This post will explain how to delete a page in WordPress, correctly, if you want to preserve your SEO ranking and keep your readers happy.
The problem: Why you shouldn’t just delete a page and forget about it.
There are two reasons you shouldn’t just delete a page and forget about it.
Reason 1: It affects your SEO because unless you tell Google your page has been deleted, Google will still think your page exists. When you delete a page from your website that Google has already crawled and indexed, Google will still try to crawl that page. Only, when it’s deleted, your website will return a status code of ‘404 page not found’.
Google sees this code and will continue to try and crawl your page. It doesn’t know you’ve deleted the page. Having too many pages return a 404 message can negatively impact your SEO.
Reason 2: It affects your users experience. When a user is faced with a page that says 404 page not found, what should your user do? For the best user experience you should be providing content on your 404 pages to help your reader stay on your website and find the content they were looking for.
So, if you want to keep Google happy and provide the best user experience for your readers you need to know how to correctly handle deleted content.
What are status codes?
Before you can fully understand why you shouldn’t just delete a page you need to understand a little bit about status codes. Status codes are the messages your website pages return when a browser tries to load them. You may have seen when a page doesn’t exist you see a 404 page doesn’t exists response. 404 is a response code in the response header that tells the the user the page doesn’t exist.
Correctly deleting a page from your website means correctly setting the status code according to how you want the deleted content to be handled.
The main status codes you want to be concerned with is a 301 and 410 status code.
A 301 code means your content has been redirected.
A 410 code means your content no longer exists.
To preserve your SEO rankings and give a great user experience you need to correctly set status codes.
5 step process for how to delete a page in WordPress while preserve your SEO ranking
Step 1: Identify whether your content needs to return a 301 or 410 status code.
There are two ways you can deal with your deleted content.
Method 1: Delete the page then use a 301 redirect to redirect traffic to the next best page. You will use a 301 if the page you are deleting;
- Has traffic and you want to pass the SEO value of that traffic onto another relevant page.
- Can be replaced with similar content.
Method 2: Delete the page then use a 410 status message to signal the content is permanently removed.
You will use this if you have no other similar content you can redirect to.
Step 2: If you want to return a 301 status code, identify which page you want to redirect to.
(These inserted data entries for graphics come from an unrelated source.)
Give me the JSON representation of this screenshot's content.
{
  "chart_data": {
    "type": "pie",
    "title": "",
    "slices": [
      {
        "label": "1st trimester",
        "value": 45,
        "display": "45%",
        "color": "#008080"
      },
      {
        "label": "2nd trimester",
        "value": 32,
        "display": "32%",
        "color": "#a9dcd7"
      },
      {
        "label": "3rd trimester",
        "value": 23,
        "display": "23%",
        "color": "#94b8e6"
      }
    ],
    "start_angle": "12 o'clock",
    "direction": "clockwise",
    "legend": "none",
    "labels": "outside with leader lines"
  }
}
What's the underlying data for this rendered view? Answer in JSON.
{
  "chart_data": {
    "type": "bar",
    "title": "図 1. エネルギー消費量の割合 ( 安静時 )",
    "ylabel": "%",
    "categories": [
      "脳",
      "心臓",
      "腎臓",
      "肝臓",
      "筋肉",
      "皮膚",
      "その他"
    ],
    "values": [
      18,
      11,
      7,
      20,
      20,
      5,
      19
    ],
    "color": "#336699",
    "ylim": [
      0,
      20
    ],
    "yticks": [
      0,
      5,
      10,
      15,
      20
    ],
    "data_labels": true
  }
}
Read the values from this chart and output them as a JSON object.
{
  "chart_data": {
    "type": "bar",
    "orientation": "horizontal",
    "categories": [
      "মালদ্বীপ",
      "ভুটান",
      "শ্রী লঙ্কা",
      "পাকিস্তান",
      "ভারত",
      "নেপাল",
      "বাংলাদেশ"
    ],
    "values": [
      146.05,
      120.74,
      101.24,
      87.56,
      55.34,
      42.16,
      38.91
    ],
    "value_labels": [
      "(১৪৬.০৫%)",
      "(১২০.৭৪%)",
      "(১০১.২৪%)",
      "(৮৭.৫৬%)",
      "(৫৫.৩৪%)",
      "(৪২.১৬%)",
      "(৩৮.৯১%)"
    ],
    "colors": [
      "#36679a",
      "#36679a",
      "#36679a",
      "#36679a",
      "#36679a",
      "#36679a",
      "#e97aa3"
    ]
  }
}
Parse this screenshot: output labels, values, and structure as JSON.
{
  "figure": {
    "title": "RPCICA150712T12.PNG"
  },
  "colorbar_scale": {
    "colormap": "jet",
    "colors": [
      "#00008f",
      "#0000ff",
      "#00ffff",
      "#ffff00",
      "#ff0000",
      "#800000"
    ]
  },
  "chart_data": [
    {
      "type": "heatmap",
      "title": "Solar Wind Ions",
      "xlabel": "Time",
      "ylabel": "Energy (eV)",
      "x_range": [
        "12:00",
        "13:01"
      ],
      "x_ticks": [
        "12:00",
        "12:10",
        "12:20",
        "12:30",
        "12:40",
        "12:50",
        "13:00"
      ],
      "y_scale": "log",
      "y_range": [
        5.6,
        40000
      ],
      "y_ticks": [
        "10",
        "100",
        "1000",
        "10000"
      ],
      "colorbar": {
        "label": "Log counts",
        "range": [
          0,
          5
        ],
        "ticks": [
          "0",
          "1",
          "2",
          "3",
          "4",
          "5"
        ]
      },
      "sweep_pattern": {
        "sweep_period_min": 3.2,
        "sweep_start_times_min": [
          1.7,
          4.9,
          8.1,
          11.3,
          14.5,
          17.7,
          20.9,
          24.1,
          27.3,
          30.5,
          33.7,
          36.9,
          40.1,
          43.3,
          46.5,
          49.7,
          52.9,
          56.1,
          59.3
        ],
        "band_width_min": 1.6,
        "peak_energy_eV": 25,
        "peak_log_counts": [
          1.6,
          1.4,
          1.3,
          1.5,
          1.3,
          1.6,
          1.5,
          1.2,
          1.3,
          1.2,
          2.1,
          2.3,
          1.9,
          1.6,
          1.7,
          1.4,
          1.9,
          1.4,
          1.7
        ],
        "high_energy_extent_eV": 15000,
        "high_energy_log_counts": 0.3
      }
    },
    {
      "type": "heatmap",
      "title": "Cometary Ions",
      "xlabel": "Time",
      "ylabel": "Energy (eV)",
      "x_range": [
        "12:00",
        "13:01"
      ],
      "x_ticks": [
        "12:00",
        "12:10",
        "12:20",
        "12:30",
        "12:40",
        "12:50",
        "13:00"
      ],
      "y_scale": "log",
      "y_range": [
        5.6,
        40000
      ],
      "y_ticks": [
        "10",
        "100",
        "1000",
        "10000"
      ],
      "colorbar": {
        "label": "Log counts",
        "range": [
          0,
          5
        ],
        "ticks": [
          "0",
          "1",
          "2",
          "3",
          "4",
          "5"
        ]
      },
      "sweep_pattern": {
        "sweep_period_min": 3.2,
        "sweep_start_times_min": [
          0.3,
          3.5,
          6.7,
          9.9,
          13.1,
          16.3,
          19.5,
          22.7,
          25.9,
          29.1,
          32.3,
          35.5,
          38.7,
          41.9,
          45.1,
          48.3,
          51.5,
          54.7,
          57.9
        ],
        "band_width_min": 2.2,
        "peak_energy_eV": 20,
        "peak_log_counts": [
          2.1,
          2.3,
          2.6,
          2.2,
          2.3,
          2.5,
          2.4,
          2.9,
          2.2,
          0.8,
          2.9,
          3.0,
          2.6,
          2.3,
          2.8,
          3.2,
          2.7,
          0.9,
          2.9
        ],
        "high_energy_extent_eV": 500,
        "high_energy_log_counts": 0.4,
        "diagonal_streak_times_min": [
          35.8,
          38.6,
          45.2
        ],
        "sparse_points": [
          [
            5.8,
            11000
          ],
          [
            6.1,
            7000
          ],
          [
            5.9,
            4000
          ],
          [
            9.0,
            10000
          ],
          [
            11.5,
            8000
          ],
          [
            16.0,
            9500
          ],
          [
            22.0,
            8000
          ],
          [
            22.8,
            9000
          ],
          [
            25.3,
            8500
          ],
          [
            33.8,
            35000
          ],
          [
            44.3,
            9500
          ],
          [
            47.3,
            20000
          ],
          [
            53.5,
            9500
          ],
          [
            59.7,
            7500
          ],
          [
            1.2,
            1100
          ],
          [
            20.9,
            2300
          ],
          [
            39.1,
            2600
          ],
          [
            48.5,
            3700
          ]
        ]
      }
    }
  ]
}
Avoid redirecting to the home page as this just causes confusion.
Choose the next best piece of content, if there isn’t anything then a 301 redirect isn’t the best choice. You need a 410.
Step 3: Identify how you will implement your redirection.
RankMath includes 301 and 410 redirection in their free plugin. Yoast needs the premium version. Did you know – If you are on my SEO maintenance plan you will get the RankMath Pro plugin included!
Step 4: Add the redirect.
Follow the instructions given by the plugin you are using. Redirections are really simple to set up.
Step 5. Test the redirect.
Ensure that if you are returning a 410 status code that you have a page set up to handle traffic.
Not sure how to set up status code pages? Read my blog on setting up status code pages here.
To preserve your SEO and provide a great user experience, you need to handle deleted content properly by setting the correct status code.
This is really simple to do in WordPress with any good SEO plugin.